Ünlü tarihçi Arnold Toynbee, medeniyetlerin halka ilham veren yaratıcı bir azınlık tarafından yönetildiklerinde ortaya çıktığını ve evrimleştiğini iddia etti. Buna karşılık, baskın azınlık halkının geri kalanına ilham veremediğinde ve bir iktidar statüsü statüsünü takip etmeyi tercih ettiğinde, medeniyetler azalmaya başlar. İlham alıyor muyuz?

Kollektif olarak durgunlaşan dünya görüşlerimiz ve dolayısıyla bireysel düşünce süreçlerimizin durma tehlikesi altında olduğumuz anlaşılıyor; dünya görüşleri, sosyal yapılarımız ve ilişkilerimiz gibi gelişmelidir. Sürekli katı inanç, mevcut bilgimizin önceki bilgi kümelerinden daha üstün olduğunu iddia eden ve bilgeliğin yalnızca hatalı değil, aynı zamanda yanıltıcı ve zarar verici olduğunu da belirlemektedir.

Gerekli: Manevi Etkilere Sahip Yeni Bilim

Yeni bilginin düşünme düzenlerimize dahil edilmesi gerekir, böylece yeni bilimin manevi etkileri olacaktır (kuantum bilinçlilik gibi). Örneğin, enerji alanlarının doğası ve işlevi ve elektromanyetik dalgalar ve dalgalanmaların yaşamları ve bu gezegeni nasıl büyük ölçüde etkilediğiyle ilgili artan bilgi birikimi sorunları farklı bir bakış açısına sokmaya başlayacaktır.

Daha sonra, Dünya'nın elektromanyetik enerjiyi su ve hava hareketi gibi doğal akışlar yoluyla taşıdığını ve ilettiğini ve Dünya'nın bazı bölgelerinin pozitif olarak yüklenirken bazı bölgelerin pozitif olarak yüklendiğini anlayacağız. Bu daha sonra bize Dünya'nın hava düzenlerinin pozitif / negatif elektromanyetik akımların çekiciliğine ve akışına nasıl bağlı olduğunu gösterecektir. Bundan, mevcut teknolojilerimizin bir kısmının ve aslında askeri silahlarımızın bu dengeyi etkilediğini öğreneceğiz.

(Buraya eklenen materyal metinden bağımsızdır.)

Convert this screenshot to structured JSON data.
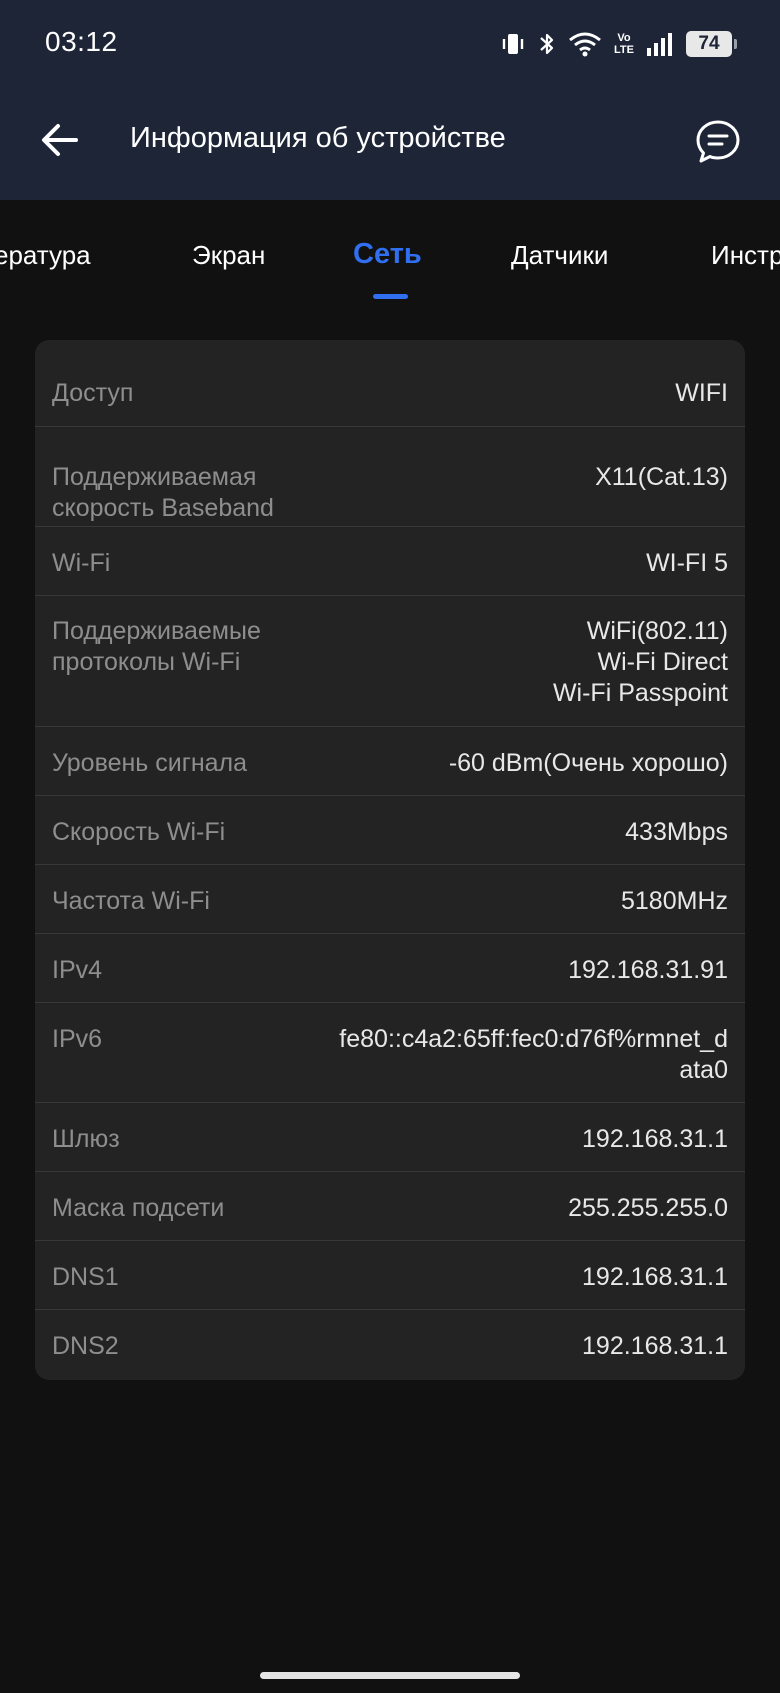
{
  "status_bar": {
    "time": "03:12",
    "volte_top": "Vo",
    "volte_bottom": "LTE",
    "battery": "74"
  },
  "header": {
    "title": "Информация об устройстве"
  },
  "tabs": [
    {
      "label": "ература"
    },
    {
      "label": "Экран"
    },
    {
      "label": "Сеть"
    },
    {
      "label": "Датчики"
    },
    {
      "label": "Инстр"
    }
  ],
  "active_tab": "Сеть",
  "colors": {
    "accent": "#2f6ff0",
    "header_bg": "#1d2537",
    "card_bg": "#232323"
  },
  "network": {
    "rows": [
      {
        "label": "Доступ",
        "value": "WIFI"
      },
      {
        "label": "Поддерживаемая скорость Baseband",
        "value": "X11(Cat.13)"
      },
      {
        "label": "Wi-Fi",
        "value": "WI-FI 5"
      },
      {
        "label": "Поддерживаемые протоколы Wi-Fi",
        "value_lines": [
          "WiFi(802.11)",
          "Wi-Fi Direct",
          "Wi-Fi Passpoint"
        ]
      },
      {
        "label": "Уровень сигнала",
        "value": "-60 dBm(Очень хорошо)"
      },
      {
        "label": "Скорость Wi-Fi",
        "value": "433Mbps"
      },
      {
        "label": "Частота Wi-Fi",
        "value": "5180MHz"
      },
      {
        "label": "IPv4",
        "value": "192.168.31.91"
      },
      {
        "label": "IPv6",
        "value": "fe80::c4a2:65ff:fec0:d76f%rmnet_data0"
      },
      {
        "label": "Шлюз",
        "value": "192.168.31.1"
      },
      {
        "label": "Маска подсети",
        "value": "255.255.255.0"
      },
      {
        "label": "DNS1",
        "value": "192.168.31.1"
      },
      {
        "label": "DNS2",
        "value": "192.168.31.1"
      }
    ]
  }
}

Dünyanın enerji şebekesi ve çizgileri ve ızgaraların gezegenin yüzeyini etkilediği jeomanyetik özellikler bilgisi, yakın gelecekte alternatif bilimin saçaklarından (ana akım tarafından düşünüldüğü) önemli bir bilime geçmek zorundadır. . Daha sonra, kasırgalar ve depremler gibi doğal olayların hareketlerinde gelişigüzel olmadıklarını, manyetik akışlara ve / veya rahatsızlıklara bağlı olduklarını fark edebiliriz. Bu tür doğa güçlerinin devamsız cehaleti büyük bir maliyetle karşılanacaktır.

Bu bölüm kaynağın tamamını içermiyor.